Strong stuff! I sent her back what I thought was a diplomatic message saying that I participated in the demonstration not out of any feelings of personal hostility toward her, but from my desire to join Prof. Briggs in expressing my principled opposition to racism in general.
She wrote back:
Briggs and Asquith acting as cheerleaders in that demonstration had nothing to do with any “principled opposition to racism.” And do you always write so ponderously? Through branding me a racist, they hoped to discredit Ilya and derail his application for tenure. And by coming to my defense the way he did, he fell right into their trap.
Can’t you see through all their leftist mumbo-jumbo???
I didn’t even bother to respond; the poor woman is clearly hysterical. She’s lucky I didn’t forward her libelous message on to Professors Briggs and Asquith—like someone else might have done who wanted to curry favor with them.

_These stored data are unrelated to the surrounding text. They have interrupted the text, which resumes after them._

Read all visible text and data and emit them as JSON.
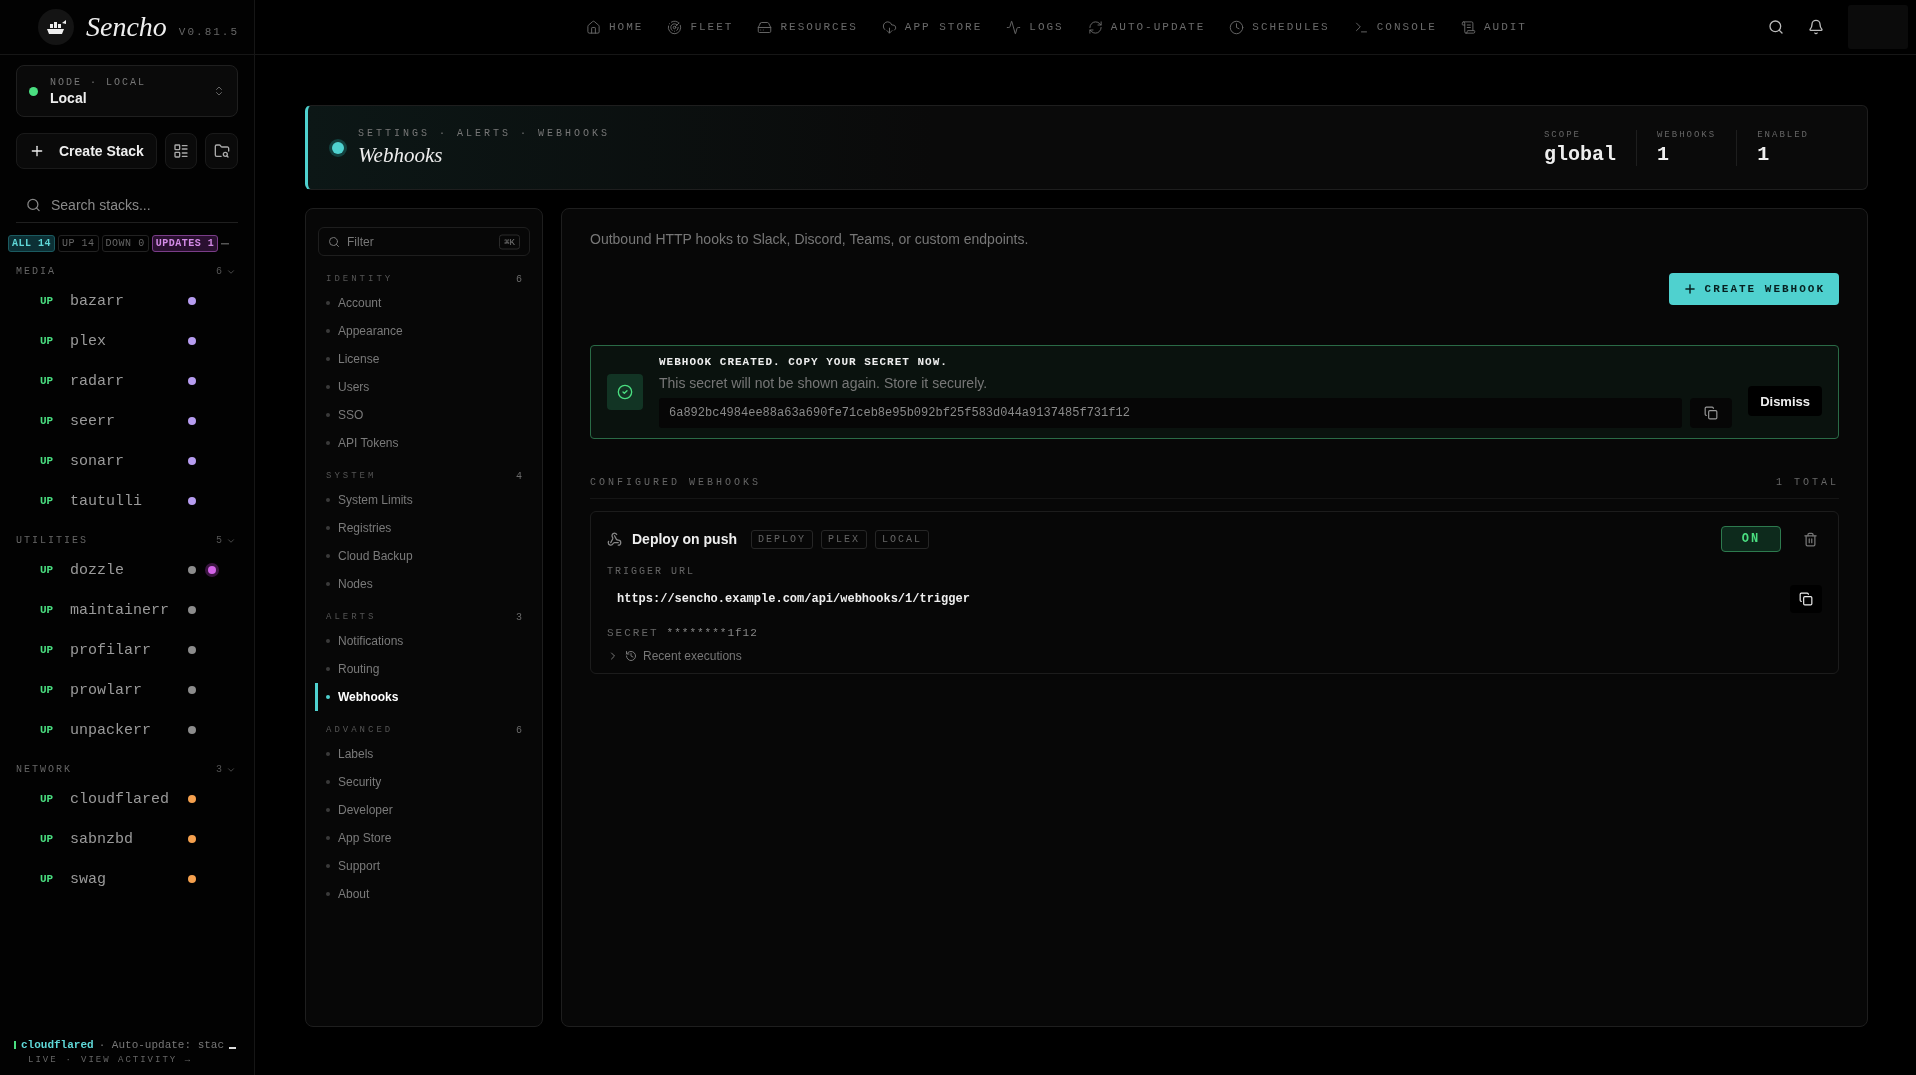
{
  "app": {
    "name": "Sencho",
    "version": "V0.81.5"
  },
  "nav": [
    {
      "label": "HOME"
    },
    {
      "label": "FLEET"
    },
    {
      "label": "RESOURCES"
    },
    {
      "label": "APP STORE"
    },
    {
      "label": "LOGS"
    },
    {
      "label": "AUTO-UPDATE"
    },
    {
      "label": "SCHEDULES"
    },
    {
      "label": "CONSOLE"
    },
    {
      "label": "AUDIT"
    }
  ],
  "sidebar": {
    "node": {
      "label": "NODE · LOCAL",
      "name": "Local",
      "online": true
    },
    "create_button": "Create Stack",
    "search": {
      "placeholder": "Search stacks..."
    },
    "filters": [
      {
        "label": "ALL",
        "count": "14",
        "selected": true,
        "kind": "normal"
      },
      {
        "label": "UP",
        "count": "14",
        "selected": false,
        "kind": "normal"
      },
      {
        "label": "DOWN",
        "count": "0",
        "selected": false,
        "kind": "normal"
      },
      {
        "label": "UPDATES",
        "count": "1",
        "selected": false,
        "kind": "updates"
      }
    ],
    "groups": [
      {
        "name": "MEDIA",
        "count": "6",
        "stacks": [
          {
            "status": "UP",
            "name": "bazarr",
            "dots": [
              {
                "color": "#b69cf0"
              }
            ]
          },
          {
            "status": "UP",
            "name": "plex",
            "dots": [
              {
                "color": "#b69cf0"
              }
            ]
          },
          {
            "status": "UP",
            "name": "radarr",
            "dots": [
              {
                "color": "#b69cf0"
              }
            ]
          },
          {
            "status": "UP",
            "name": "seerr",
            "dots": [
              {
                "color": "#b69cf0"
              }
            ]
          },
          {
            "status": "UP",
            "name": "sonarr",
            "dots": [
              {
                "color": "#b69cf0"
              }
            ]
          },
          {
            "status": "UP",
            "name": "tautulli",
            "dots": [
              {
                "color": "#b69cf0"
              }
            ]
          }
        ]
      },
      {
        "name": "UTILITIES",
        "count": "5",
        "stacks": [
          {
            "status": "UP",
            "name": "dozzle",
            "dots": [
              {
                "color": "#8c8c8c"
              },
              {
                "color": "#d263e6"
              }
            ]
          },
          {
            "status": "UP",
            "name": "maintainerr",
            "dots": [
              {
                "color": "#8c8c8c"
              }
            ]
          },
          {
            "status": "UP",
            "name": "profilarr",
            "dots": [
              {
                "color": "#8c8c8c"
              }
            ]
          },
          {
            "status": "UP",
            "name": "prowlarr",
            "dots": [
              {
                "color": "#8c8c8c"
              }
            ]
          },
          {
            "status": "UP",
            "name": "unpackerr",
            "dots": [
              {
                "color": "#8c8c8c"
              }
            ]
          }
        ]
      },
      {
        "name": "NETWORK",
        "count": "3",
        "stacks": [
          {
            "status": "UP",
            "name": "cloudflared",
            "dots": [
              {
                "color": "#f5a04e"
              }
            ]
          },
          {
            "status": "UP",
            "name": "sabnzbd",
            "dots": [
              {
                "color": "#f5a04e"
              }
            ]
          },
          {
            "status": "UP",
            "name": "swag",
            "dots": [
              {
                "color": "#f5a04e"
              }
            ]
          }
        ]
      }
    ],
    "footer": {
      "stack": "cloudflared",
      "message": "· Auto-update: stac",
      "status": "LIVE",
      "separator": "·",
      "link": "VIEW ACTIVITY →"
    }
  },
  "header": {
    "breadcrumb": "SETTINGS · ALERTS · WEBHOOKS",
    "title": "Webhooks",
    "stats": [
      {
        "label": "SCOPE",
        "value": "global"
      },
      {
        "label": "WEBHOOKS",
        "value": "1"
      },
      {
        "label": "ENABLED",
        "value": "1"
      }
    ]
  },
  "settings_nav": {
    "filter": {
      "placeholder": "Filter",
      "shortcut": "⌘K"
    },
    "sections": [
      {
        "name": "IDENTITY",
        "count": "6",
        "items": [
          {
            "label": "Account",
            "selected": false
          },
          {
            "label": "Appearance",
            "selected": false
          },
          {
            "label": "License",
            "selected": false
          },
          {
            "label": "Users",
            "selected": false
          },
          {
            "label": "SSO",
            "selected": false
          },
          {
            "label": "API Tokens",
            "selected": false
          }
        ]
      },
      {
        "name": "SYSTEM",
        "count": "4",
        "items": [
          {
            "label": "System Limits",
            "selected": false
          },
          {
            "label": "Registries",
            "selected": false
          },
          {
            "label": "Cloud Backup",
            "selected": false
          },
          {
            "label": "Nodes",
            "selected": false
          }
        ]
      },
      {
        "name": "ALERTS",
        "count": "3",
        "items": [
          {
            "label": "Notifications",
            "selected": false
          },
          {
            "label": "Routing",
            "selected": false
          },
          {
            "label": "Webhooks",
            "selected": true
          }
        ]
      },
      {
        "name": "ADVANCED",
        "count": "6",
        "items": [
          {
            "label": "Labels",
            "selected": false
          },
          {
            "label": "Security",
            "selected": false
          },
          {
            "label": "Developer",
            "selected": false
          },
          {
            "label": "App Store",
            "selected": false
          },
          {
            "label": "Support",
            "selected": false
          },
          {
            "label": "About",
            "selected": false
          }
        ]
      }
    ]
  },
  "content": {
    "description": "Outbound HTTP hooks to Slack, Discord, Teams, or custom endpoints.",
    "create_button": "CREATE WEBHOOK",
    "notice": {
      "title": "WEBHOOK CREATED. COPY YOUR SECRET NOW.",
      "text": "This secret will not be shown again. Store it securely.",
      "secret": "6a892bc4984ee88a63a690fe71ceb8e95b092bf25f583d044a9137485f731f12",
      "dismiss": "Dismiss"
    },
    "list_title": "CONFIGURED WEBHOOKS",
    "total": "1 TOTAL",
    "webhooks": [
      {
        "name": "Deploy on push",
        "tags": [
          "DEPLOY",
          "PLEX",
          "LOCAL"
        ],
        "toggle": "ON",
        "on": true,
        "url_label": "TRIGGER URL",
        "url": "https://sencho.example.com/api/webhooks/1/trigger",
        "secret_label": "SECRET",
        "secret": "********1f12",
        "executions": "Recent executions",
        "expanded": false
      }
    ]
  }
}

This past Friday afternoon (yes, I’m back to writing this diary on a Sunday), all of us incoming TA’s were called to a meeting with the professors we have been assigned to as well as the outgoing TA’s. Not only did Danielle not show up, but Trizenko didn’t either—yet one more black mark against him. The rest of us, I think, were just as happy that they didn’t. I’ll have to meet with him at some point, though, since I’ll be working with him.

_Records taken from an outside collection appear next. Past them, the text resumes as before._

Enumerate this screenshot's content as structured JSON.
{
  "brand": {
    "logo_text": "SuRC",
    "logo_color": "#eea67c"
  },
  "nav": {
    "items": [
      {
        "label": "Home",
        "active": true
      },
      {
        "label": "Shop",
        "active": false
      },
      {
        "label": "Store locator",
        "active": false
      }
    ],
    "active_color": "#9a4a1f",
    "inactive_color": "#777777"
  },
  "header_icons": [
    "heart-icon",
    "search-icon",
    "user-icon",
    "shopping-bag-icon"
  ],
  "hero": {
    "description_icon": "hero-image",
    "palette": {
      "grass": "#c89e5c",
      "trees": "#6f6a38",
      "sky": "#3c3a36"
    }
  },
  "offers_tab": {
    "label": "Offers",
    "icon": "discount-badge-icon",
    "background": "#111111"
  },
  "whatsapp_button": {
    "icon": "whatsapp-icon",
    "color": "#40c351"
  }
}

Anyway, after the chair, Prof. Stavros, said a few words, both Asquith and Briggs gave talks about the extreme importance of TA’s being sensitive in dealing with—and especially grading—minority students. Prof. DeKlerk then appealed to the new male TA’s in particular to be sensitive to students from “the other gender.” Asquith then got back up and urged us not to overlook the “special needs” of gay, lesbian, bisexual, and transgendered students. We then had a general discussion in which everyone expressed their fealty to these important principles.
[I would never admit it publicly, but I am not quite certain what “transgendered” means. I would, of course, never knowingly discriminate against such students. I only hope, though, that they will let me know if they are in this category so that I can treat them with the sensitivity they undoubtedly deserve.]

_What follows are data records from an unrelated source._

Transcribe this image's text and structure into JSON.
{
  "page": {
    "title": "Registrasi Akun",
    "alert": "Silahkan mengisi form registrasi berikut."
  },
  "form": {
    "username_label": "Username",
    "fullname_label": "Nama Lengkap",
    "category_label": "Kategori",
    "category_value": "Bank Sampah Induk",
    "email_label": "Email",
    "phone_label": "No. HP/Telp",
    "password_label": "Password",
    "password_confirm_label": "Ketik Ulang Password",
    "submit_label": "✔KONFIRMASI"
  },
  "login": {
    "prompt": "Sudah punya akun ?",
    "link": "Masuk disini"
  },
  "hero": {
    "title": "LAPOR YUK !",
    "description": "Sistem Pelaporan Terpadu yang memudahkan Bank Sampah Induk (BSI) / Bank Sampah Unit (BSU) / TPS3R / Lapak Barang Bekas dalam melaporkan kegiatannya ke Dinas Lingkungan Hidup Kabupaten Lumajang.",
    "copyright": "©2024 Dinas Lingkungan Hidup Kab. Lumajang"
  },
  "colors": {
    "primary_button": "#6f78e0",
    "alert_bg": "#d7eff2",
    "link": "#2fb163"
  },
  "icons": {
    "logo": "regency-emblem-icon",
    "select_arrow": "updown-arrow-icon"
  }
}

Afterward, Michael, Doug, and I all went out for a beer (we invited Craig and Lisa, but they wouldn’t come with us). As we began drinking, Michael announced that he would now give us the “inside scoop” about racially sensitive grading—what nobody on the faculty would say out loud, but which we needed to know.
“The whole point about being racially sensitive,” he informed us, “is to advance the progressive agenda and not the reactionary one.” What this meant, he explained, was that we should “encourage and reward” members of minority groups who did this and “correct” those who did not.
Both African-Americans and Latinos were the most disadvantaged minority groups, he explained, and so they needed to be especially encouraged and rewarded. There were, however, “reactionary exceptions” within these two groups who needed correcting.
“African-American males who have served in the military are all right-wingers, to a man!” said Michael. “Nor are they ashamed about it either.” It was necessary to be patient but firm in trying to re-educate them, he advised.
“And while Latinos in general are progressive, one group—Cuban-Americans—are ultra-reactionary.” Michael suggested that students from this group were so stubbornly reactionary that attempting to speak with them politely was useless. “Just give them the “C minuses” they deserve,” he advised. They were in no position to complain, Michael observed, because other Latinos would not come to their defense. “They’re that unpopular,” he concluded.
I, of course, had known that Cuban emigres were all right-wingers. I had never thought of them as Hispanics, but as Spanish-speaking whites instead. I was, though, a little uncomfortable with the idea that a whole segment of the African-American population—those who had served in the military—were reactionary. Michael’s depiction, though, made me wonder whether Prof. Saltz had been in the armed forces; this might explain a lot.